LUAR BIASA. Benar-benar keren. Gumamku seusai menonton film ini. Butuh sepekan lebih menunggu hingga akhirnya aku berhasil menonton film ini: Uang Panai Maha(l)r. Film ini mengaduk-aduk rasa penasaran publik Bugis Makassar karena mengisahkan tentang salah satu adat mereka ketika menikahkan sepasang anak manusia.
Lebih dari sepekan, animo penonton tidak juga susut. Antrean tetap mengular, setidaknya di Kota Makassar dan Kendari. Bisa dipahami karena kisah di film ini adalah kisah yang begitu dekat dengan keseharian warga, yakni kisah pahit manisnya ketika hendak menikah.
Film dibuka dengan latar pelabuhan. Seorang pemuda bernama Irwansyah (Ikram Noer) yang akrab disapa Ancha pulang ke rumahnya. Tidak jelas dia pergi ke mana. Yang jelas, kepulangannya begitu membahagiakan kedua orang tuanya, sahabat-sahabatnya, dan para gadis tetangganya yang centil-centil.
Kepulangan Ancha juga kembali memekarkan hati seorang gadis manis bernama Risna (Nur Fadillah). Putri sulung keluarga kaya yang sempat patah hati karena ditinggal pergi begitu saja. Cinta Ancha mulai diuji ketika Risna meminta dilamar. Ancha menyanggupinya tetapi 'galau' setelah tahu permintaan uang panai (logat lokal: panaik)-nya begitu fantastis. Seratus dua puluh juta rupiah.
Perjuangan memenuhi uang panaik itulah yang menjadi inti keseluruhan cerita di film ini.
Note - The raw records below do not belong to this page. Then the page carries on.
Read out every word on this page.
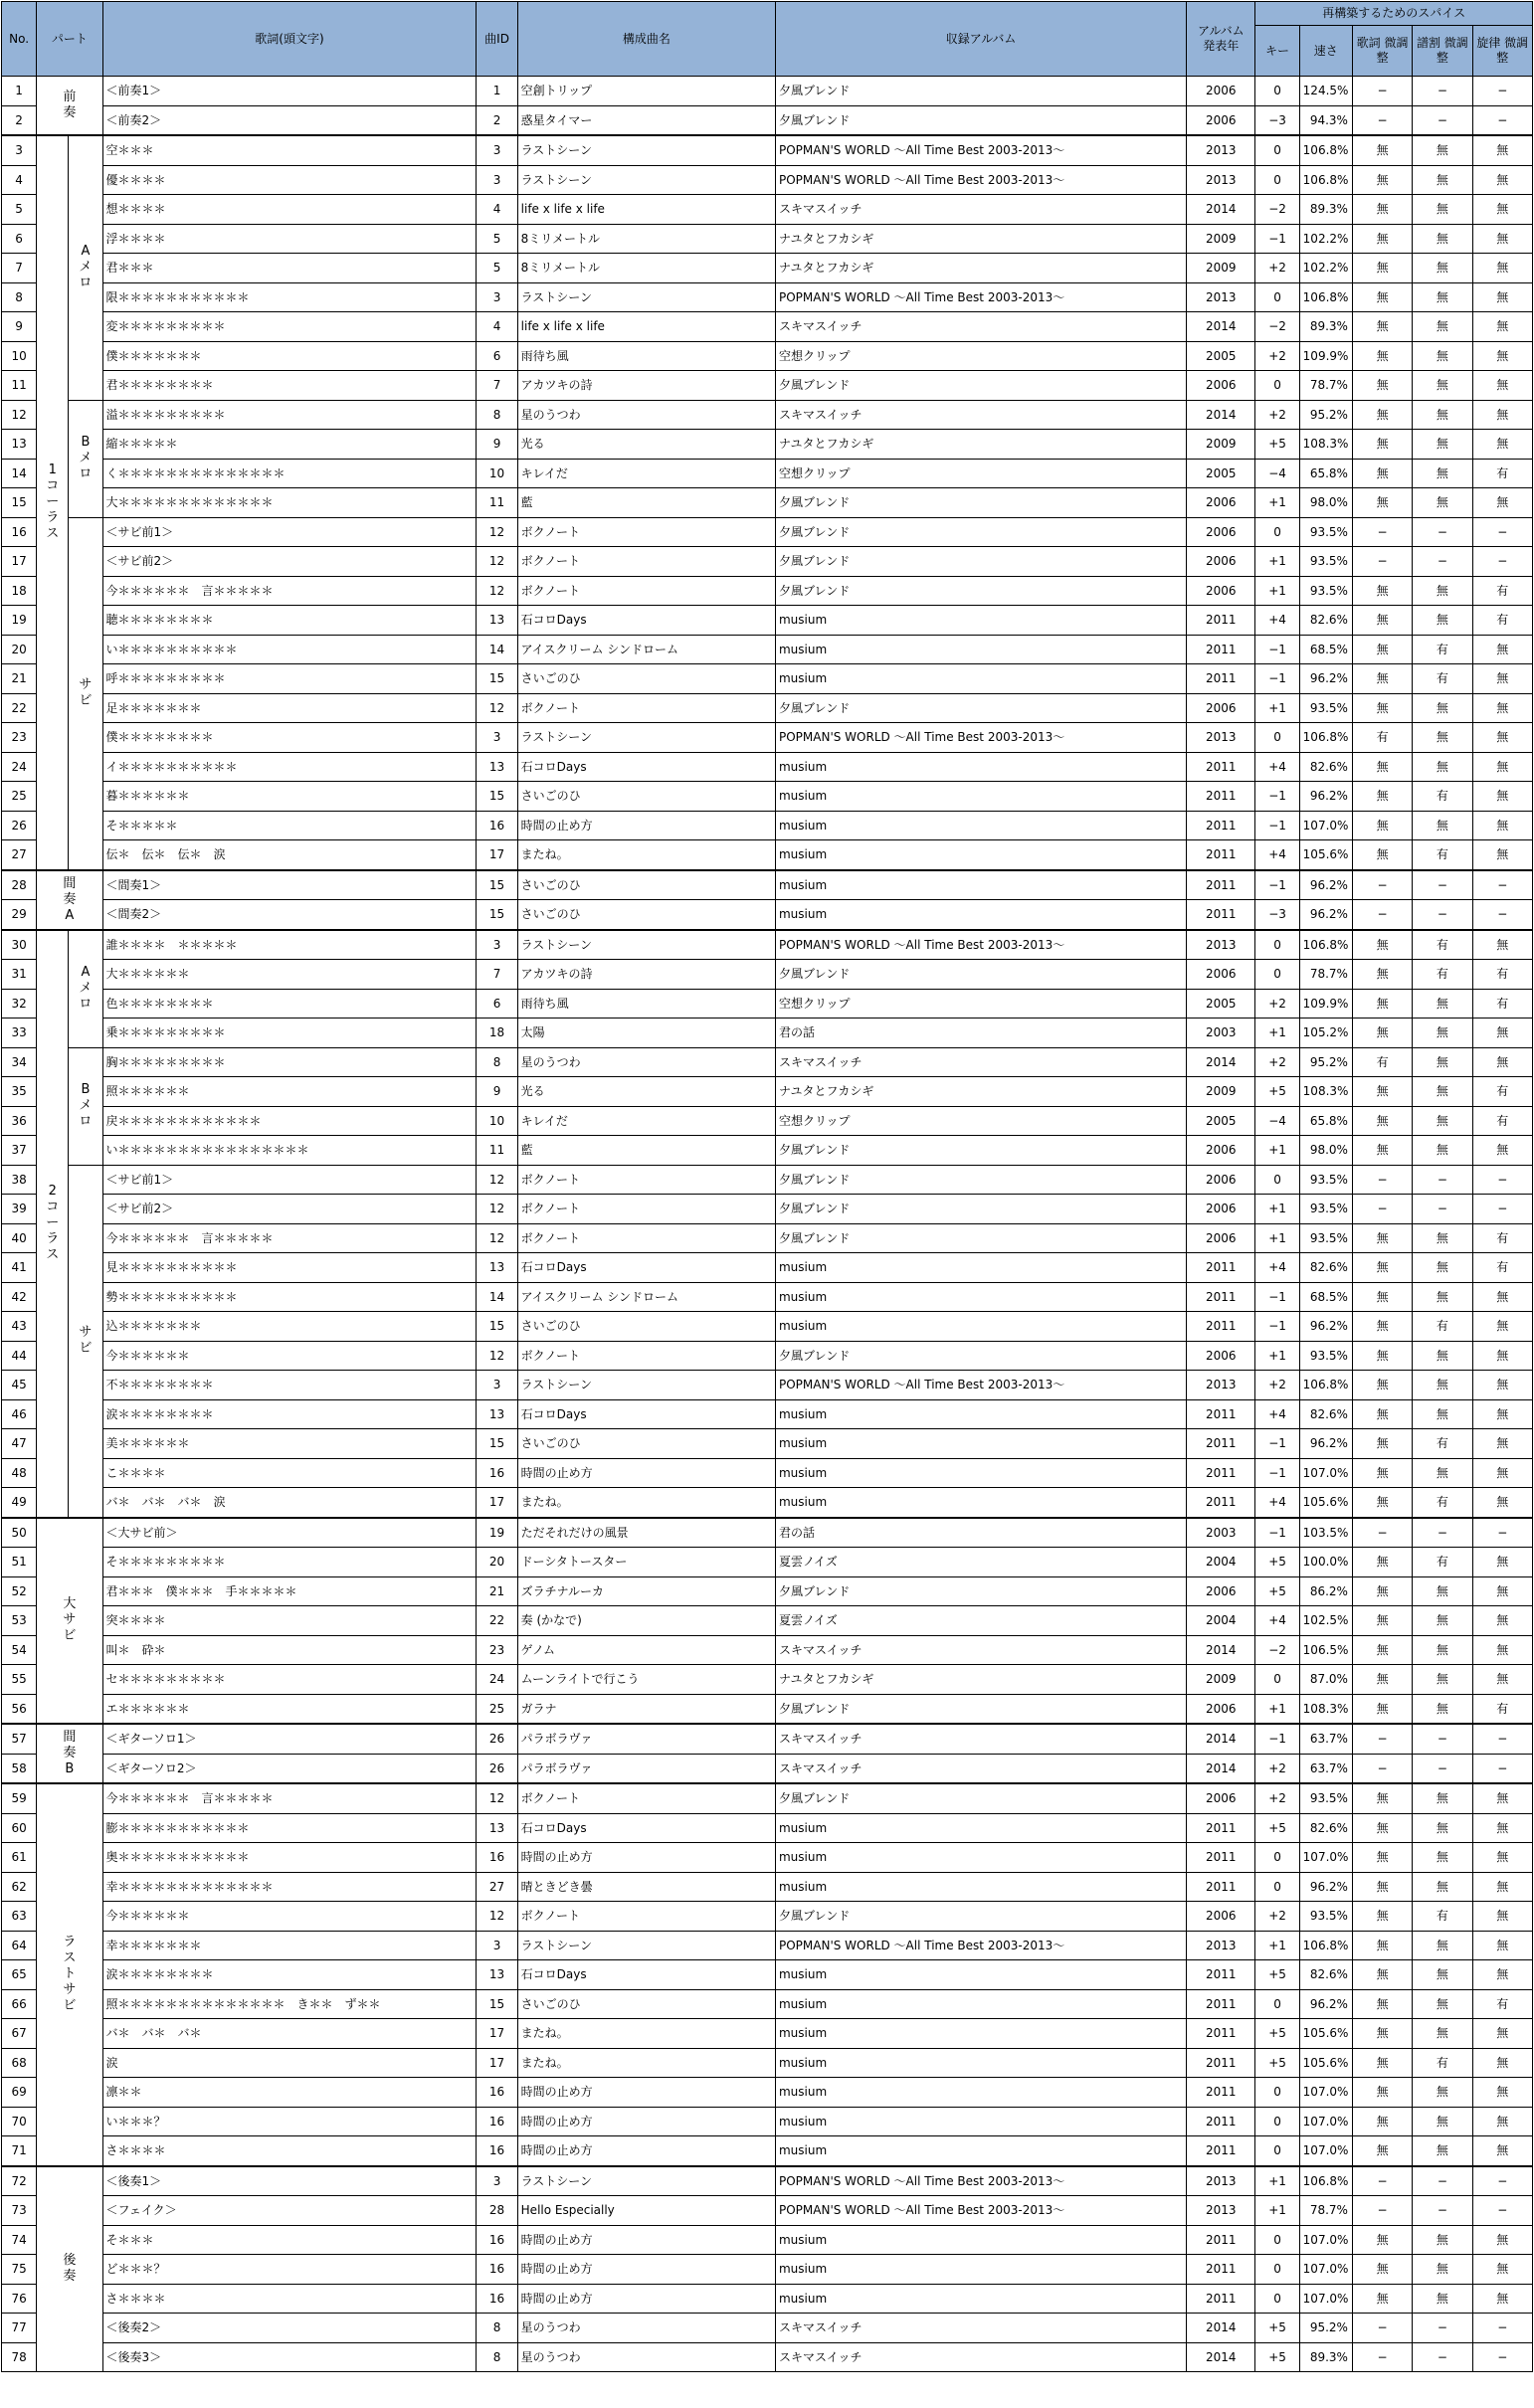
No.	パート		歌詞(頭文字)	曲ID	構成曲名	収録アルバム	アルバム 発表年	再構築するためのスパイス				
								キー	速さ	歌詞 微調整	譜割 微調整	旋律 微調整
1	前奏		＜前奏1＞	1	空創トリップ	夕風ブレンド	2006	0	124.5%	−	−	−
2			＜前奏2＞	2	惑星タイマー	夕風ブレンド	2006	−3	94.3%	−	−	−
3	1コーラス	Aメロ	空＊＊＊	3	ラストシーン	POPMAN'S WORLD 〜All Time Best 2003-2013〜	2013	0	106.8%	無	無	無
4			優＊＊＊＊	3	ラストシーン	POPMAN'S WORLD 〜All Time Best 2003-2013〜	2013	0	106.8%	無	無	無
5			想＊＊＊＊	4	life x life x life	スキマスイッチ	2014	−2	89.3%	無	無	無
6			浮＊＊＊＊	5	8ミリメートル	ナユタとフカシギ	2009	−1	102.2%	無	無	無
7			君＊＊＊	5	8ミリメートル	ナユタとフカシギ	2009	+2	102.2%	無	無	無
8			限＊＊＊＊＊＊＊＊＊＊＊	3	ラストシーン	POPMAN'S WORLD 〜All Time Best 2003-2013〜	2013	0	106.8%	無	無	無
9			変＊＊＊＊＊＊＊＊＊	4	life x life x life	スキマスイッチ	2014	−2	89.3%	無	無	無
10			僕＊＊＊＊＊＊＊	6	雨待ち風	空想クリップ	2005	+2	109.9%	無	無	無
11			君＊＊＊＊＊＊＊＊	7	アカツキの詩	夕風ブレンド	2006	0	78.7%	無	無	無
12		Bメロ	溢＊＊＊＊＊＊＊＊＊	8	星のうつわ	スキマスイッチ	2014	+2	95.2%	無	無	無
13			縮＊＊＊＊＊	9	光る	ナユタとフカシギ	2009	+5	108.3%	無	無	無
14			く＊＊＊＊＊＊＊＊＊＊＊＊＊＊	10	キレイだ	空想クリップ	2005	−4	65.8%	無	無	有
15			大＊＊＊＊＊＊＊＊＊＊＊＊＊	11	藍	夕風ブレンド	2006	+1	98.0%	無	無	無
16		サビ	＜サビ前1＞	12	ボクノート	夕風ブレンド	2006	0	93.5%	−	−	−
17			＜サビ前2＞	12	ボクノート	夕風ブレンド	2006	+1	93.5%	−	−	−
18			今＊＊＊＊＊＊　言＊＊＊＊＊	12	ボクノート	夕風ブレンド	2006	+1	93.5%	無	無	有
19			聴＊＊＊＊＊＊＊＊	13	石コロDays	musium	2011	+4	82.6%	無	無	有
20			い＊＊＊＊＊＊＊＊＊＊	14	アイスクリーム シンドローム	musium	2011	−1	68.5%	無	有	無
21			呼＊＊＊＊＊＊＊＊＊	15	さいごのひ	musium	2011	−1	96.2%	無	有	無
22			足＊＊＊＊＊＊＊	12	ボクノート	夕風ブレンド	2006	+1	93.5%	無	無	無
23			僕＊＊＊＊＊＊＊＊	3	ラストシーン	POPMAN'S WORLD 〜All Time Best 2003-2013〜	2013	0	106.8%	有	無	無
24			イ＊＊＊＊＊＊＊＊＊＊	13	石コロDays	musium	2011	+4	82.6%	無	無	無
25			暮＊＊＊＊＊＊	15	さいごのひ	musium	2011	−1	96.2%	無	有	無
26			そ＊＊＊＊＊	16	時間の止め方	musium	2011	−1	107.0%	無	無	無
27			伝＊　伝＊　伝＊　涙	17	またね。	musium	2011	+4	105.6%	無	有	無
28	間奏A		＜間奏1＞	15	さいごのひ	musium	2011	−1	96.2%	−	−	−
29			＜間奏2＞	15	さいごのひ	musium	2011	−3	96.2%	−	−	−
30	2コーラス	Aメロ	誰＊＊＊＊　＊＊＊＊＊	3	ラストシーン	POPMAN'S WORLD 〜All Time Best 2003-2013〜	2013	0	106.8%	無	有	無
31			大＊＊＊＊＊＊	7	アカツキの詩	夕風ブレンド	2006	0	78.7%	無	有	有
32			色＊＊＊＊＊＊＊＊	6	雨待ち風	空想クリップ	2005	+2	109.9%	無	無	有
33			乗＊＊＊＊＊＊＊＊＊	18	太陽	君の話	2003	+1	105.2%	無	無	無
34		Bメロ	胸＊＊＊＊＊＊＊＊＊	8	星のうつわ	スキマスイッチ	2014	+2	95.2%	有	無	無
35			照＊＊＊＊＊＊	9	光る	ナユタとフカシギ	2009	+5	108.3%	無	無	有
36			戻＊＊＊＊＊＊＊＊＊＊＊＊	10	キレイだ	空想クリップ	2005	−4	65.8%	無	無	有
37			い＊＊＊＊＊＊＊＊＊＊＊＊＊＊＊＊	11	藍	夕風ブレンド	2006	+1	98.0%	無	無	無
38		サビ	＜サビ前1＞	12	ボクノート	夕風ブレンド	2006	0	93.5%	−	−	−
39			＜サビ前2＞	12	ボクノート	夕風ブレンド	2006	+1	93.5%	−	−	−
40			今＊＊＊＊＊＊　言＊＊＊＊＊	12	ボクノート	夕風ブレンド	2006	+1	93.5%	無	無	有
41			見＊＊＊＊＊＊＊＊＊＊	13	石コロDays	musium	2011	+4	82.6%	無	無	有
42			勢＊＊＊＊＊＊＊＊＊＊	14	アイスクリーム シンドローム	musium	2011	−1	68.5%	無	無	無
43			込＊＊＊＊＊＊＊	15	さいごのひ	musium	2011	−1	96.2%	無	有	無
44			今＊＊＊＊＊＊	12	ボクノート	夕風ブレンド	2006	+1	93.5%	無	無	無
45			不＊＊＊＊＊＊＊＊	3	ラストシーン	POPMAN'S WORLD 〜All Time Best 2003-2013〜	2013	+2	106.8%	無	無	無
46			涙＊＊＊＊＊＊＊＊	13	石コロDays	musium	2011	+4	82.6%	無	無	無
47			美＊＊＊＊＊＊	15	さいごのひ	musium	2011	−1	96.2%	無	有	無
48			こ＊＊＊＊	16	時間の止め方	musium	2011	−1	107.0%	無	無	無
49			バ＊　バ＊　バ＊　涙	17	またね。	musium	2011	+4	105.6%	無	有	無
50	大サビ		＜大サビ前＞	19	ただそれだけの風景	君の話	2003	−1	103.5%	−	−	−
51			そ＊＊＊＊＊＊＊＊＊	20	ドーシタトースター	夏雲ノイズ	2004	+5	100.0%	無	有	無
52			君＊＊＊　僕＊＊＊　手＊＊＊＊＊	21	ズラチナルーカ	夕風ブレンド	2006	+5	86.2%	無	無	無
53			突＊＊＊＊	22	奏 (かなで)	夏雲ノイズ	2004	+4	102.5%	無	無	無
54			叫＊　砕＊	23	ゲノム	スキマスイッチ	2014	−2	106.5%	無	無	無
55			セ＊＊＊＊＊＊＊＊＊	24	ムーンライトで行こう	ナユタとフカシギ	2009	0	87.0%	無	無	無
56			エ＊＊＊＊＊＊	25	ガラナ	夕風ブレンド	2006	+1	108.3%	無	無	有
57	間奏B		＜ギターソロ1＞	26	パラボラヴァ	スキマスイッチ	2014	−1	63.7%	−	−	−
58			＜ギターソロ2＞	26	パラボラヴァ	スキマスイッチ	2014	+2	63.7%	−	−	−
59	ラストサビ		今＊＊＊＊＊＊　言＊＊＊＊＊	12	ボクノート	夕風ブレンド	2006	+2	93.5%	無	無	無
60			膨＊＊＊＊＊＊＊＊＊＊＊	13	石コロDays	musium	2011	+5	82.6%	無	無	無
61			奥＊＊＊＊＊＊＊＊＊＊＊	16	時間の止め方	musium	2011	0	107.0%	無	無	無
62			幸＊＊＊＊＊＊＊＊＊＊＊＊＊	27	晴ときどき曇	musium	2011	0	96.2%	無	無	無
63			今＊＊＊＊＊＊	12	ボクノート	夕風ブレンド	2006	+2	93.5%	無	有	無
64			幸＊＊＊＊＊＊＊	3	ラストシーン	POPMAN'S WORLD 〜All Time Best 2003-2013〜	2013	+1	106.8%	無	無	無
65			涙＊＊＊＊＊＊＊＊	13	石コロDays	musium	2011	+5	82.6%	無	無	無
66			照＊＊＊＊＊＊＊＊＊＊＊＊＊＊　き＊＊　ず＊＊	15	さいごのひ	musium	2011	0	96.2%	無	無	有
67			バ＊　バ＊　バ＊	17	またね。	musium	2011	+5	105.6%	無	無	無
68			涙	17	またね。	musium	2011	+5	105.6%	無	有	無
69			凛＊＊	16	時間の止め方	musium	2011	0	107.0%	無	無	無
70			い＊＊＊？	16	時間の止め方	musium	2011	0	107.0%	無	無	無
71			さ＊＊＊＊	16	時間の止め方	musium	2011	0	107.0%	無	無	無
72	後奏		＜後奏1＞	3	ラストシーン	POPMAN'S WORLD 〜All Time Best 2003-2013〜	2013	+1	106.8%	−	−	−
73			＜フェイク＞	28	Hello Especially	POPMAN'S WORLD 〜All Time Best 2003-2013〜	2013	+1	78.7%	−	−	−
74			そ＊＊＊	16	時間の止め方	musium	2011	0	107.0%	無	無	無
75			ど＊＊＊？	16	時間の止め方	musium	2011	0	107.0%	無	無	無
76			さ＊＊＊＊	16	時間の止め方	musium	2011	0	107.0%	無	無	無
77			＜後奏2＞	8	星のうつわ	スキマスイッチ	2014	+5	95.2%	−	−	−
78			＜後奏3＞	8	星のうつわ	スキマスイッチ	2014	+5	89.3%	−	−	−
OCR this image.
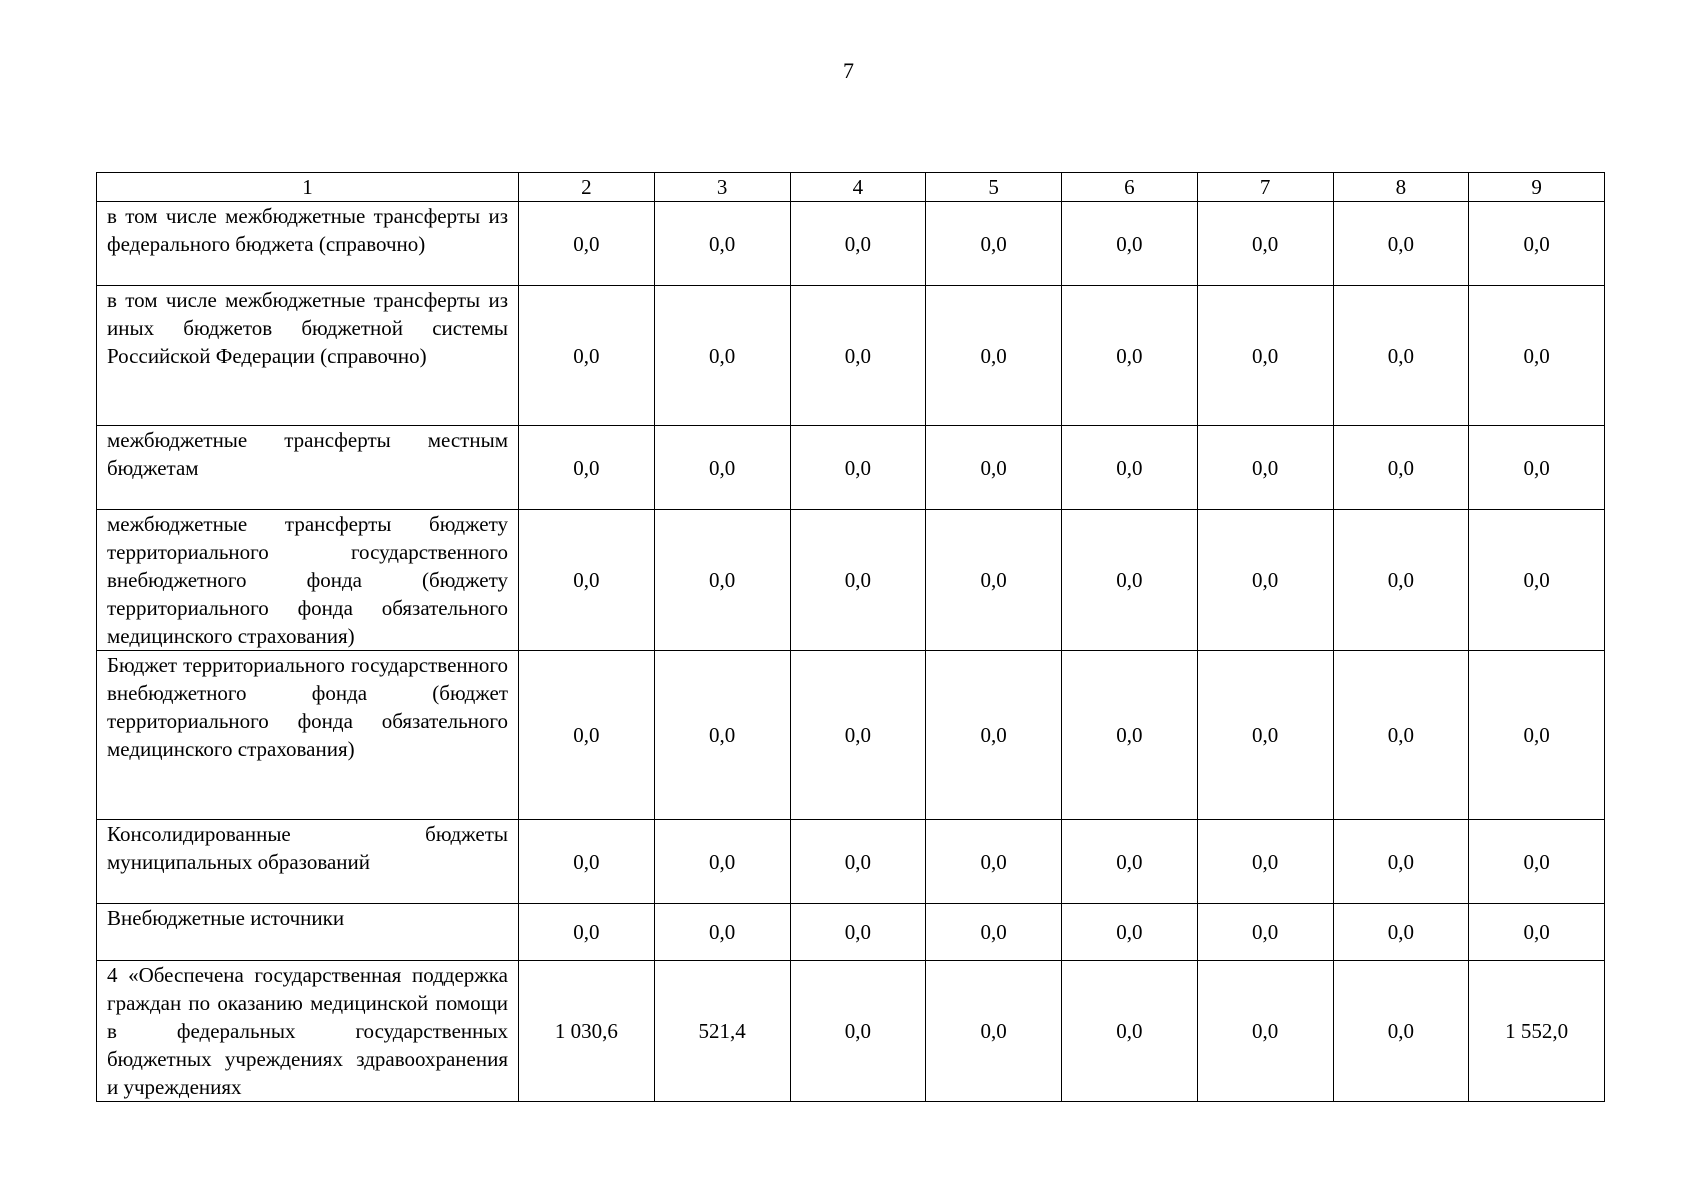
7
1	2	3	4	5	6	7	8	9
в том числе межбюджетные трансферты из федерального бюджета (справочно)	0,0	0,0	0,0	0,0	0,0	0,0	0,0	0,0
в том числе межбюджетные трансферты из иных бюджетов бюджетной системы Российской Федерации (справочно)	0,0	0,0	0,0	0,0	0,0	0,0	0,0	0,0
межбюджетные трансферты местным бюджетам	0,0	0,0	0,0	0,0	0,0	0,0	0,0	0,0
межбюджетные трансферты бюджету территориального государственного внебюджетного фонда (бюджету территориального фонда обязательного медицинского страхования)	0,0	0,0	0,0	0,0	0,0	0,0	0,0	0,0
Бюджет территориального государственного внебюджетного фонда (бюджет территориального фонда обязательного медицинского страхования)	0,0	0,0	0,0	0,0	0,0	0,0	0,0	0,0
Консолидированные бюджеты муниципальных образований	0,0	0,0	0,0	0,0	0,0	0,0	0,0	0,0
Внебюджетные источники	0,0	0,0	0,0	0,0	0,0	0,0	0,0	0,0
4 «Обеспечена государственная поддержка граждан по оказанию медицинской помощи в федеральных государственных бюджетных учреждениях здравоохранения и учреждениях	1 030,6	521,4	0,0	0,0	0,0	0,0	0,0	1 552,0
Dalam beberapa dialog, disuguhkan beberapa filosofi tentang kehidupan. Ada yang disampaikan dengan kocak. Pun dikemukakan secara serius.
Dalam tradisi Bugis Makassar, seseorang bukanlah apa-apa dan siapa-siapa tanpa 4D: doa, dalle’ (rejeki), doe (uang), dan dekkeng (beking/penyokong). Ibu Ancha, seorang wanita paruh baya yang berusaha 'up to date', menyampaikannya dengan jenaka. Tidak gampang untuk menikah, katanya. Harus ada 4D tadi. Manusia tidak akan bisa berhasil tanpa usaha, doa, dan bantuan orang lain.
Tantenya Risna juga menyampaikan makna kebahagiaan pernikahan. Hal ini diungkapkannya dengan serius sambil berurai airmata mendekap keponakannya. Kebahagiaan itu bukan dicari, kata dia. Kebahagiaan itu dilakukan (diciptakan).
Film ini akan terasa garing dan biasa-biasa saja andaikata tidak ada aksi-aksi kocak dari Abu dan Tumming. Film menjadi segar karena peran duo komedian lokal Makassar itu. Roh film ini sesungguhnya ada pada mereka.
Ruang bioskop yang lazimnya hanya ditingkahi ger-geran sesekali, kali ini gelak tawa para penonton sudah seperti jeritan yang melengking-lengking saking gelinya melihat Abu dan Tumming (penonton perempuan, sih…hehehe). Sepanjang film, lho.
Jika mencermatinya, Film Uang Panaik ini sesungguhnya sebuah kritik tajam terhadap adat-istiadat dalam pernikahan Bugis-Makassar. Dalam konteks perlawanan terhadap adat, film ini sedang melakukan perlawanan atas kebiasaan yang berlaku di masyarakat Bugis-Makassar.
Uang panaik menjadi semacam harga bagi seorang perempuan. Di sisi lain, perempuan termaknai sebagai 'komoditi' yang bertameng harga diri. Kawin lari (silariang) akhirnya menjadi antitesis dari persoalan uang panaik yang mahal. Bahkan, pada masa ini ada 'panjar duluan'. Istilah ini mulai menjadi istilah populer yang lebih radikal dan ekstrim, sebuah cara penyelesaian yang jahiliyah.